2006 // USA // Richard Berge, Bonni Cohen, and Nicole Newham // March 9, 2008 // Theatrical Print
C - Whether or not any given viewer will find The Rape of Europa to be engaging will depend to a large extent on whether they find the subject matter itself engaging. The directors seem shamefully reluctant to utilize the medium of film to convey anything that couldn't be gleaned from the book of the same name by Lynn Nicholas. The result is a documentary that rests only a notch above the standard History Channel fare. The Nazis' plundering of European artwork and cultural heritage is a topic that, I will admit, fascinates me. The Rape of Europa is as comprehensive and courageous a treatment as one could expect in a two-hour feature. Anyone not dazzled by the subject at the outset, however, might find their interest fading as the film wears on.
What The Rape of Europa does quite well is condense the complexity of the Nazis' art crimes into an accessible package, all without sacrificing the rich detail necessary to convey the scale of the evil enterprise.
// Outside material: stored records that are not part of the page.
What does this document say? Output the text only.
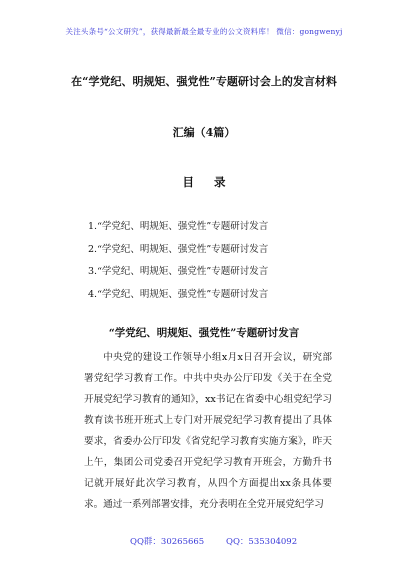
关注头条号“公文研究”，获得最新最全最专业的公文资料库！ 微信：gongwenyj
在“学党纪、明规矩、强党性”专题研讨会上的发言材料
汇编（4篇）
目 录
1.“学党纪、明规矩、强党性”专题研讨发言
2.“学党纪、明规矩、强党性”专题研讨发言
3.“学党纪、明规矩、强党性”专题研讨发言
4.“学党纪、明规矩、强党性”专题研讨发言
“学党纪、明规矩、强党性”专题研讨发言

中央党的建设工作领导小组x月x日召开会议，研究部署党纪学习教育工作。中共中央办公厅印发《关于在全党开展党纪学习教育的通知》，xx书记在省委中心组党纪学习教育读书班开班式上专门对开展党纪学习教育提出了具体要求，省委办公厅印发《省党纪学习教育实施方案》，昨天上午，集团公司党委召开党纪学习教育开班会，方勤升书记就开展好此次学习教育，从四个方面提出xx条具体要求。通过一系列部署安排，充分表明在全党开展党纪学习

QQ群：30265665	QQ：535304092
There's no scrimping on the facts and figures here, and in many ways Rape plays as a sort of grim World War II travelogue, prowling from one culturally devastated city after another: Vienna, Warsaw, Krakow, Leningrad, Paris, Florence, Pisa, and Berlin itself, to name a few. At the same time, Rape takes the time to examine the motivations behind the Nazis' art crimes, from racial ideology to personal prestige. (Although linking Hitler's own failed artistic ambitions to the Reich's cultural agenda struck me as a little too glib.)
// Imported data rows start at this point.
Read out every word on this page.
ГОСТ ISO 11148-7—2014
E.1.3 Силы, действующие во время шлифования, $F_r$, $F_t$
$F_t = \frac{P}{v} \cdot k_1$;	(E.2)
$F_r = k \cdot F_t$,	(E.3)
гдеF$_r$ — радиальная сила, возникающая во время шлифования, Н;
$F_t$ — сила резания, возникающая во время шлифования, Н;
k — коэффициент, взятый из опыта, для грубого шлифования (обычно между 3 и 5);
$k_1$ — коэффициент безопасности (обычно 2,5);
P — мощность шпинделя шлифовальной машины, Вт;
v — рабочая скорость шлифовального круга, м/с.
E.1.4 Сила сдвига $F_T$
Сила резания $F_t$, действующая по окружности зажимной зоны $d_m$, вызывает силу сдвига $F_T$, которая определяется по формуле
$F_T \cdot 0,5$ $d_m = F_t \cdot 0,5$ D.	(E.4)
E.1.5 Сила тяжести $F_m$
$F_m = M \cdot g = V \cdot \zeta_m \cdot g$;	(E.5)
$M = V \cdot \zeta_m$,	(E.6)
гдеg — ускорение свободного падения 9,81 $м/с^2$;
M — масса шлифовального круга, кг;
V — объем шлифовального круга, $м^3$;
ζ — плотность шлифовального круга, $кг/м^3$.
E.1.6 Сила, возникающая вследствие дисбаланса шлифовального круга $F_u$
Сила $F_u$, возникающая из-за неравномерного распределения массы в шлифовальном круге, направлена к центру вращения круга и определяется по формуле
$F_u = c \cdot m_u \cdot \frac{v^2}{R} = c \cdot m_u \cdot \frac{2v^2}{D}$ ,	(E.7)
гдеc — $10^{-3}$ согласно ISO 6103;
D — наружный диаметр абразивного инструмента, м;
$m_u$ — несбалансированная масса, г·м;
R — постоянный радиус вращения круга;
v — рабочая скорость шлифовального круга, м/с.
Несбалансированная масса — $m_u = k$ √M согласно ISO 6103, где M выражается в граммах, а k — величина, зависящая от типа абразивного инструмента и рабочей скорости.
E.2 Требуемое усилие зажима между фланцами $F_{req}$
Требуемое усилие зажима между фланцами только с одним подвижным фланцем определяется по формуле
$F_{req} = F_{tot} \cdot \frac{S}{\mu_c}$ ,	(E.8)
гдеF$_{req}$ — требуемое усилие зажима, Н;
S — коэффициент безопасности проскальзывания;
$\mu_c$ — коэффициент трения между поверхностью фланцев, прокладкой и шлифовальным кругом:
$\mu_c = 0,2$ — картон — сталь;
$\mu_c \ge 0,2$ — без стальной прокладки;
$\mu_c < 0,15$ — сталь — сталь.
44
Rape features enough appealing anecdotes to keep the story from descending into textbook tedium. These include the battle over the ownership of a Gustav Klimt masterpiece, and a German official's journey to repatriate Torah crowns to the descendants of slain Jews. The film also makes excellent use of talking heads, tapping not only art experts and victims' families, but also local residents of the war-torn cities and American officials who acted as catalogers and preservers in the wake of the Allied victory. The only real weakness in the presentation is the narration by Joan Allen, whose voice is a touch too soft-spoken and colorless to convey the Romantic melancholy that this material needs.
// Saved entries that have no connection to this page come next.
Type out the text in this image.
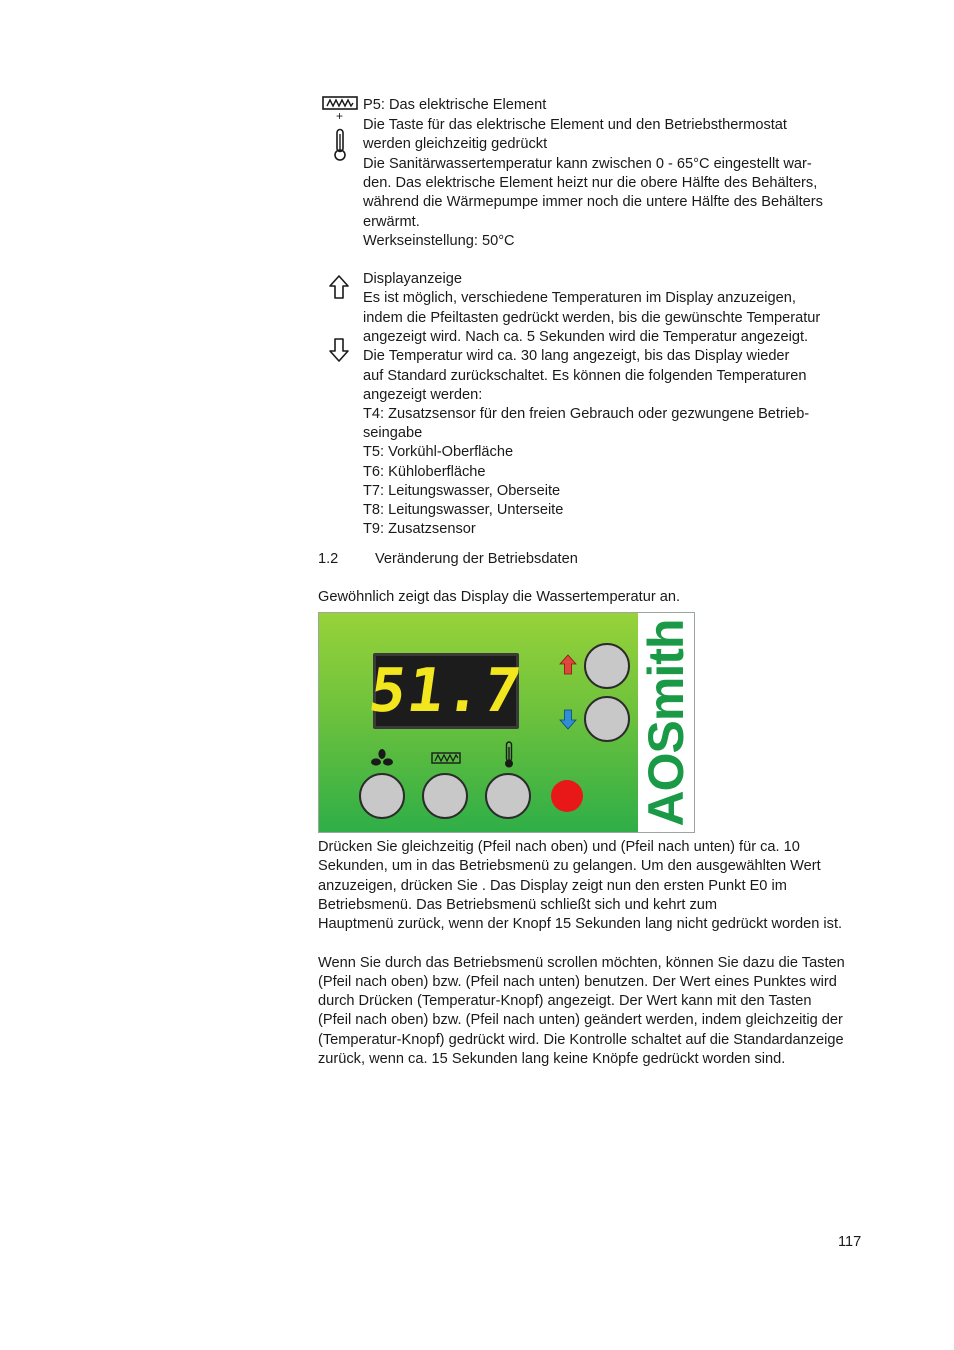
+
P5: Das elektrische Element
Die Taste für das elektrische Element und den Betriebsthermostat
werden gleichzeitig gedrückt
Die Sanitärwassertemperatur kann zwischen 0 - 65°C eingestellt war-
den. Das elektrische Element heizt nur die obere Hälfte des Behälters,
während die Wärmepumpe immer noch die untere Hälfte des Behälters
erwärmt.
Werkseinstellung: 50°C
Displayanzeige
Es ist möglich, verschiedene Temperaturen im Display anzuzeigen,
indem die Pfeiltasten gedrückt werden, bis die gewünschte Temperatur
angezeigt wird. Nach ca. 5 Sekunden wird die Temperatur angezeigt.
Die Temperatur wird ca. 30 lang angezeigt, bis das Display wieder
auf Standard zurückschaltet. Es können die folgenden Temperaturen
angezeigt werden:
T4: Zusatzsensor für den freien Gebrauch oder gezwungene Betrieb-
seingabe
T5: Vorkühl-Oberfläche
T6: Kühloberfläche
T7: Leitungswasser, Oberseite
T8: Leitungswasser, Unterseite
T9: Zusatzsensor
1.2	Veränderung der Betriebsdaten
Gewöhnlich zeigt das Display die Wassertemperatur an.
51.7 AOSmith
Drücken Sie gleichzeitig (Pfeil nach oben) und (Pfeil nach unten) für ca. 10
Sekunden, um in das Betriebsmenü zu gelangen. Um den ausgewählten Wert
anzuzeigen, drücken Sie . Das Display zeigt nun den ersten Punkt E0 im
Betriebsmenü. Das Betriebsmenü schließt sich und kehrt zum
Hauptmenü zurück, wenn der Knopf 15 Sekunden lang nicht gedrückt worden ist.
Wenn Sie durch das Betriebsmenü scrollen möchten, können Sie dazu die Tasten
(Pfeil nach oben) bzw. (Pfeil nach unten) benutzen. Der Wert eines Punktes wird
durch Drücken (Temperatur-Knopf) angezeigt. Der Wert kann mit den Tasten
(Pfeil nach oben) bzw. (Pfeil nach unten) geändert werden, indem gleichzeitig der
(Temperatur-Knopf) gedrückt wird. Die Kontrolle schaltet auf die Standardanzeige
zurück, wenn ca. 15 Sekunden lang keine Knöpfe gedrückt worden sind.
117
One the whole, The Rape of Europa is a smart, slick, watertight documentary film product. And that's sort of the problem. It's clearly from the History Channel school of documentary filmmaking, and relies almost entirely on the intrinsic appeal of the subject matter to keep the film afloat. This wasn't a problem for me personally, since I can't get enough of this sort of dense historical confection, rich with archival footage and firsthand accounts. Yet when I look at the other documentaries that 2007 offered, there's something more than a little uninspired about The Rape of Europa. Just in the past few months, I've seen documentary films of stunning visual artistry (Into Great Silence, Manufactured Landscapes), films that employ their medium to marvelous effect (Operation Homecoming, My Kid Could Paint That), and films of astonishing humanity (God Grew Tired of Us). There have even been films with stories significantly less epic than The Rape of Europa that managed to be a more compelling (The King of Kong, Deep Water). In comparison, the directors' effort here seems, well, functional.
In the end, The Rape of Europa depends to a significant extent on its audience's curiosity. That said, viewers with even a modest willingness to be educated will discover a smooth journey with a sweeping view. The Rape of Europa isn't an artful film, but it the sort of finely-tuned audiovisual lecture that so many topics deserve (at the very least). The shameful art crimes of the Third Reich are no longer lacking in that regard.